Trump has spent the better part of a decade inciting anger and hate. He’s our bully in chief. He went from pushing racist birther theories about President Barack Obama to calling Mexican and other Hispanic immigrants “rapists” and “animals” and “thugs.” He referred to migration to the United States as an “infestation” and “invasion.”
At a rally in the Florida Panhandle in May, Trump asked the crowd, “How do you stop these people?” A man in the crowd answered, “Shoot them.” Trump didn’t miss a beat. “Only in the Panhandle can you get away with that statement.” The crowd cheered widely.

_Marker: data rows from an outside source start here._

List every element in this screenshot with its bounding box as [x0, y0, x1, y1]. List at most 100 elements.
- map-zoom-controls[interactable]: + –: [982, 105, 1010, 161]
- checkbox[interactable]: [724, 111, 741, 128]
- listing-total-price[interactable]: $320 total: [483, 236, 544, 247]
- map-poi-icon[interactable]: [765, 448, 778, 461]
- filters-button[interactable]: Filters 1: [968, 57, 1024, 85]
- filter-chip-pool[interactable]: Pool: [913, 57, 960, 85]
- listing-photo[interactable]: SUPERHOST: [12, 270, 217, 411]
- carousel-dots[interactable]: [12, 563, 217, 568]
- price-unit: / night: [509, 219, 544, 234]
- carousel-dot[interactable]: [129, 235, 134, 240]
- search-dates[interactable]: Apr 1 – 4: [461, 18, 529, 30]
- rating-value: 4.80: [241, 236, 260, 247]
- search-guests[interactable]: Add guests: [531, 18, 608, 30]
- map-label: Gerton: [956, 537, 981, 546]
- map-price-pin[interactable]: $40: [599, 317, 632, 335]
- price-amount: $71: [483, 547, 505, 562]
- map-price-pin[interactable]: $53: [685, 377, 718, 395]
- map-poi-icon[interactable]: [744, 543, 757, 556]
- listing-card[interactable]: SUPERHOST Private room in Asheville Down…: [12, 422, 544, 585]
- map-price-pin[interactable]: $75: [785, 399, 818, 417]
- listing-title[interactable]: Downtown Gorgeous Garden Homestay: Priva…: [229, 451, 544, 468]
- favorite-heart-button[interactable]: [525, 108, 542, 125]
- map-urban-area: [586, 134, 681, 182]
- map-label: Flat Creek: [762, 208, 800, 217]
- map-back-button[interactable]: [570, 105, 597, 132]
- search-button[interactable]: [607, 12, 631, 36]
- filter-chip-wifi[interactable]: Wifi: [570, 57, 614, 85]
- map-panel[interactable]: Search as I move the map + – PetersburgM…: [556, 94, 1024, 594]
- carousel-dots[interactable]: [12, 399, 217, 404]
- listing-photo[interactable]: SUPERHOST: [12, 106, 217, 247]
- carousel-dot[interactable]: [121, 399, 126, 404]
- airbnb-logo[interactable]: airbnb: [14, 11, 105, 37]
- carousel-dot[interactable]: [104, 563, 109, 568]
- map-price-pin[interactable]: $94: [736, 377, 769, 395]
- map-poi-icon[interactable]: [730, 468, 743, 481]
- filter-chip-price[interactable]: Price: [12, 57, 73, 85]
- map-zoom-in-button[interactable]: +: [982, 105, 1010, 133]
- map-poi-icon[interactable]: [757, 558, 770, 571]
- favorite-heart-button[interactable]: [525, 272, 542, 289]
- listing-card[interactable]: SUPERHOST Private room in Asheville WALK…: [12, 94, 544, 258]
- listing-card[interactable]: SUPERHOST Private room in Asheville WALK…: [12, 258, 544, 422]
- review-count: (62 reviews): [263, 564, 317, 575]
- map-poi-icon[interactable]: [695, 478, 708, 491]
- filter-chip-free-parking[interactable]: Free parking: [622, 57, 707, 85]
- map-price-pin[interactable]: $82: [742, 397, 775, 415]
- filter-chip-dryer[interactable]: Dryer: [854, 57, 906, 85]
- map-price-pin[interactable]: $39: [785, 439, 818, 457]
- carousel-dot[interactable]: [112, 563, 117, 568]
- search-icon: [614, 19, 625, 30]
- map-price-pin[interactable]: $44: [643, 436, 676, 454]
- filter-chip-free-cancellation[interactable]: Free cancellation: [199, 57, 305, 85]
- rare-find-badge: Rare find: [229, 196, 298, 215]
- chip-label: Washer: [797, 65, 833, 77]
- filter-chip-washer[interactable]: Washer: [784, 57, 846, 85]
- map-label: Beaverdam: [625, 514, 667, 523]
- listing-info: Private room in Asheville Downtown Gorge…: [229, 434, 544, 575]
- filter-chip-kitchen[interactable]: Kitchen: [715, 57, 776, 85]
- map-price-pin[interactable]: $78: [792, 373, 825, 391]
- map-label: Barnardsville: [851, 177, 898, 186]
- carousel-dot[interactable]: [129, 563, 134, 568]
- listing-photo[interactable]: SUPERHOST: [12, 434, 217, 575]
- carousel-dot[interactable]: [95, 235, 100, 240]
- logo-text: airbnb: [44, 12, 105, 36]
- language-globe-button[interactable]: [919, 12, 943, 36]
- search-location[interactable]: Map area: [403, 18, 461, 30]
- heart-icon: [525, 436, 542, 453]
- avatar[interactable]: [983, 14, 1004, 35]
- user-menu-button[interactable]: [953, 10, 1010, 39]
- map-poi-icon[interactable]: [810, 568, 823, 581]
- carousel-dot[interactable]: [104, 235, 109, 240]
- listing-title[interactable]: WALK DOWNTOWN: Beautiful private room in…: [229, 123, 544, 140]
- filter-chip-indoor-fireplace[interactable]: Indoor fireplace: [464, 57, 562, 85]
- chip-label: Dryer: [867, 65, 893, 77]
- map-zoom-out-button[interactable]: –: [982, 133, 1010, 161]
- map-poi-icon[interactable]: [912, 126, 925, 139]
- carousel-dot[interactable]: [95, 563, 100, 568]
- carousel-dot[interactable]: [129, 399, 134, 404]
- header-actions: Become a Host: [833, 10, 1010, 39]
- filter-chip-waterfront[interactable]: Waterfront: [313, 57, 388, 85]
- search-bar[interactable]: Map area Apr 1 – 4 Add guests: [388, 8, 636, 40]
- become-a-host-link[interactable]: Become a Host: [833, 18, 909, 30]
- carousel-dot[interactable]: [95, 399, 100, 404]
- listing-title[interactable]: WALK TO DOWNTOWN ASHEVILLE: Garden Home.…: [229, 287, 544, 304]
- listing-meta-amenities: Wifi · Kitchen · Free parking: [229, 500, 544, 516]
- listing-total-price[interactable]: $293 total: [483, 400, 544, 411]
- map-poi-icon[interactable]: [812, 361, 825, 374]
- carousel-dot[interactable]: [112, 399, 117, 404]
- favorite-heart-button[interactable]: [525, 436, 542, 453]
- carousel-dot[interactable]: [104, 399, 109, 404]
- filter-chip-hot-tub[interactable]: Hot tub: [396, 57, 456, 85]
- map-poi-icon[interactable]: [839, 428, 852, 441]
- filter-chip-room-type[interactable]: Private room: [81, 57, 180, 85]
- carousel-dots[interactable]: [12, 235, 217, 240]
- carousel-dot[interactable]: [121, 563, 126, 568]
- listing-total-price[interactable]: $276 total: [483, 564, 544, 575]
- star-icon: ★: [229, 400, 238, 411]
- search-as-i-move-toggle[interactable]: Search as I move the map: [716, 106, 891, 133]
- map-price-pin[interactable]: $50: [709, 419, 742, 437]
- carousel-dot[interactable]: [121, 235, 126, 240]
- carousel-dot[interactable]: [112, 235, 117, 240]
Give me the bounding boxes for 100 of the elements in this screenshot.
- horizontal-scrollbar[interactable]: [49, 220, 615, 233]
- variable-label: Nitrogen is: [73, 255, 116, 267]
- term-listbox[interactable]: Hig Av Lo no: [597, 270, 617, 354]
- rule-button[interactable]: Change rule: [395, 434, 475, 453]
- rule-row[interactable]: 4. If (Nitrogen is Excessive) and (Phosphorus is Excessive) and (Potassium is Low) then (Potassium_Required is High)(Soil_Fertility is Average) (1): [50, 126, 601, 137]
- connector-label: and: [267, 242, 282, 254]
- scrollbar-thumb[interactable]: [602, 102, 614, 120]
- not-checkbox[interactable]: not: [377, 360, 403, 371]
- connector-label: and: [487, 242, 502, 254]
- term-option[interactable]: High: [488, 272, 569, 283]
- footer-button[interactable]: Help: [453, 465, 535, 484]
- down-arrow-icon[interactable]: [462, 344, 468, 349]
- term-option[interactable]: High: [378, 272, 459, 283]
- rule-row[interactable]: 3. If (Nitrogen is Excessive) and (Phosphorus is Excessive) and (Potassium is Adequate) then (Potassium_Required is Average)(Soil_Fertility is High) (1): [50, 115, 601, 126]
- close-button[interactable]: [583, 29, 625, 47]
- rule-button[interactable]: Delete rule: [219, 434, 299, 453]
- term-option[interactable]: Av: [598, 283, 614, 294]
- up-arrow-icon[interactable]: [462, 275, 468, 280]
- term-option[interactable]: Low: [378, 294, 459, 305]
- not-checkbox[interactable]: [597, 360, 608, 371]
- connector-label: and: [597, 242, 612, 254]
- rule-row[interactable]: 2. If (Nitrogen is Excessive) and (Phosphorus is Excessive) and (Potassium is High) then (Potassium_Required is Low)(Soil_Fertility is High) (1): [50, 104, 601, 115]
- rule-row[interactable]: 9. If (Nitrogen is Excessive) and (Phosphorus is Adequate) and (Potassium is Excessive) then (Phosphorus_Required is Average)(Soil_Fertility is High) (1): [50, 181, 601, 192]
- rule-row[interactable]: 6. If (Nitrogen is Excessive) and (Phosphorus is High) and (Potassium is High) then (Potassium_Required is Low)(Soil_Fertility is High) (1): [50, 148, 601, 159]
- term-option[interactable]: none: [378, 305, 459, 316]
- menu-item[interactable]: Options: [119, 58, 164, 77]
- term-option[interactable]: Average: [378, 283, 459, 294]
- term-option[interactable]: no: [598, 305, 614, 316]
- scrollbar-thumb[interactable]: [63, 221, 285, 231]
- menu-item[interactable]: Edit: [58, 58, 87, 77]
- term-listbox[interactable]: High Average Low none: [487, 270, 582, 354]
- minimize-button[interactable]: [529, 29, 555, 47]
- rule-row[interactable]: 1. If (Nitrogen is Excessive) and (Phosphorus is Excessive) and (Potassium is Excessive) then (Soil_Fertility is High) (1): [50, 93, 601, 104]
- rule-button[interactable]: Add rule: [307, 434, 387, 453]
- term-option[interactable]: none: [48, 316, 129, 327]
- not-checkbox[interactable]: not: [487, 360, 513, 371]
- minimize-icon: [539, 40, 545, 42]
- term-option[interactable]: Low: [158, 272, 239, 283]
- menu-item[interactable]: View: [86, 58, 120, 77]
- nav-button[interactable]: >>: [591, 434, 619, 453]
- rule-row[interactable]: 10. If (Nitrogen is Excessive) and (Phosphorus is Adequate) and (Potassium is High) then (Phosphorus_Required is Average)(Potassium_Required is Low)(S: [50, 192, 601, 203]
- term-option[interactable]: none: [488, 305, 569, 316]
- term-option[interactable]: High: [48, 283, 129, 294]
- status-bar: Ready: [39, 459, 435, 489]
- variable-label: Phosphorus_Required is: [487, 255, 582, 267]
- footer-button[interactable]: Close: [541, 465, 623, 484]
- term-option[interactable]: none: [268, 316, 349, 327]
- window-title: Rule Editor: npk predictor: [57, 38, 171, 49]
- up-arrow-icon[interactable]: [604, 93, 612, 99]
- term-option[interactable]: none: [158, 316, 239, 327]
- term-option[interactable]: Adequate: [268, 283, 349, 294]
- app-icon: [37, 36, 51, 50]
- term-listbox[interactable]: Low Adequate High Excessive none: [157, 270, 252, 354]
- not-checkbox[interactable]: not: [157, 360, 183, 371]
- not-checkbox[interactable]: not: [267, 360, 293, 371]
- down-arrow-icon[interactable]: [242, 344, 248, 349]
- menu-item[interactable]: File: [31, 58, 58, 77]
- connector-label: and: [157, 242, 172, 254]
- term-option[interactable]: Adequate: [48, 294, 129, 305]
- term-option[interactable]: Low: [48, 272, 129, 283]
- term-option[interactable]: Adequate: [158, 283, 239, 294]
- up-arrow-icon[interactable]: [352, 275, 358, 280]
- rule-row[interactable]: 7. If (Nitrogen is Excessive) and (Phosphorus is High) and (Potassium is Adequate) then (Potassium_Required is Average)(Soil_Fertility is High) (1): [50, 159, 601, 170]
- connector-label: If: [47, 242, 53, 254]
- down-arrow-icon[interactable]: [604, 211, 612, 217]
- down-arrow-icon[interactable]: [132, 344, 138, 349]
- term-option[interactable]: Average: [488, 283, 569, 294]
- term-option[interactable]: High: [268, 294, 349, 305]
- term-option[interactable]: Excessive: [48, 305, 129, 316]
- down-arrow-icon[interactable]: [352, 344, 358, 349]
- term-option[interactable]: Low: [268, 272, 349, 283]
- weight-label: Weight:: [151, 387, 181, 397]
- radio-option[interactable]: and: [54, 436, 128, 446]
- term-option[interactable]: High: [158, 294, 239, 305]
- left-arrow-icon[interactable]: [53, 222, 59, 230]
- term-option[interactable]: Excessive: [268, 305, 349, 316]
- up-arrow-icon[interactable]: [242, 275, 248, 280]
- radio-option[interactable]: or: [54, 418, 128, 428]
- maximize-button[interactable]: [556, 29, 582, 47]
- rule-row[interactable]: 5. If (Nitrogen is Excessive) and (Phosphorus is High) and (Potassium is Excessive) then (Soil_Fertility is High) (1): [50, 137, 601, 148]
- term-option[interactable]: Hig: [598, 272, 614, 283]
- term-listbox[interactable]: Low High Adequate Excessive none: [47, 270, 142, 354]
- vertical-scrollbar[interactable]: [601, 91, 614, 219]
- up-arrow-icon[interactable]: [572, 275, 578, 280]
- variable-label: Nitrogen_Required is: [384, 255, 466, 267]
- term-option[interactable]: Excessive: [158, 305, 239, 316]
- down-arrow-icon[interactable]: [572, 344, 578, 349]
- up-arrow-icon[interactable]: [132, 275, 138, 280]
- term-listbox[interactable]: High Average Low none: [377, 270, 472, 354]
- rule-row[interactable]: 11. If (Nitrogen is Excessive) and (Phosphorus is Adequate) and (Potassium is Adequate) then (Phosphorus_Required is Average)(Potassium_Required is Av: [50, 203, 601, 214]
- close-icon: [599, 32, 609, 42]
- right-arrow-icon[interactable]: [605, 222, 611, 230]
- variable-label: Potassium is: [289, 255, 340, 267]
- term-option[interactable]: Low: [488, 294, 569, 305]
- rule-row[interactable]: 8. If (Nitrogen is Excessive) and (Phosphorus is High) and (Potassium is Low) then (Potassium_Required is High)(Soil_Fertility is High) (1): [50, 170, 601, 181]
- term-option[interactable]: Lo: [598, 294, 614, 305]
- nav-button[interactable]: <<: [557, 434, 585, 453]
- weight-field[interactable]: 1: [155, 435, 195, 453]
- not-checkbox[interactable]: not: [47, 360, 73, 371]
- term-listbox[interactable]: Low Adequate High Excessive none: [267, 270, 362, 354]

Kelly Weill writes From El Paso to Christchurch, a Racist Lie Is Fueling Terrorist Attacks:
In El Paso this weekend and across the globe this year, white supremacists have left manifestos referencing a racist conspiracy theory to justify slaughtering religious and ethnic minorities.
Alleged killers in Christchurch, New Zealand; Poway, California; and El Paso, Texas believed a theory that claims white people are being “replaced” by people of color through mass immigration. Conspiracy theorists often falsely claim this is a deliberate effort by any number of groups demonized on the far right: liberals, Democrats, Jews, Muslims. It’s the theory peddled by white-supremacist groups seeking recruits and the torch-bearing marchers in Charlottesville two years ago.
In name alone, the conspiracy theory began in 2011, with the book The Great Replacement by French author Renaud Camus. The anti-Muslim, anti-immigrant text likened the growth of non-white populations to the genocide of white people in European countries. This supposed genocide is nonexistent.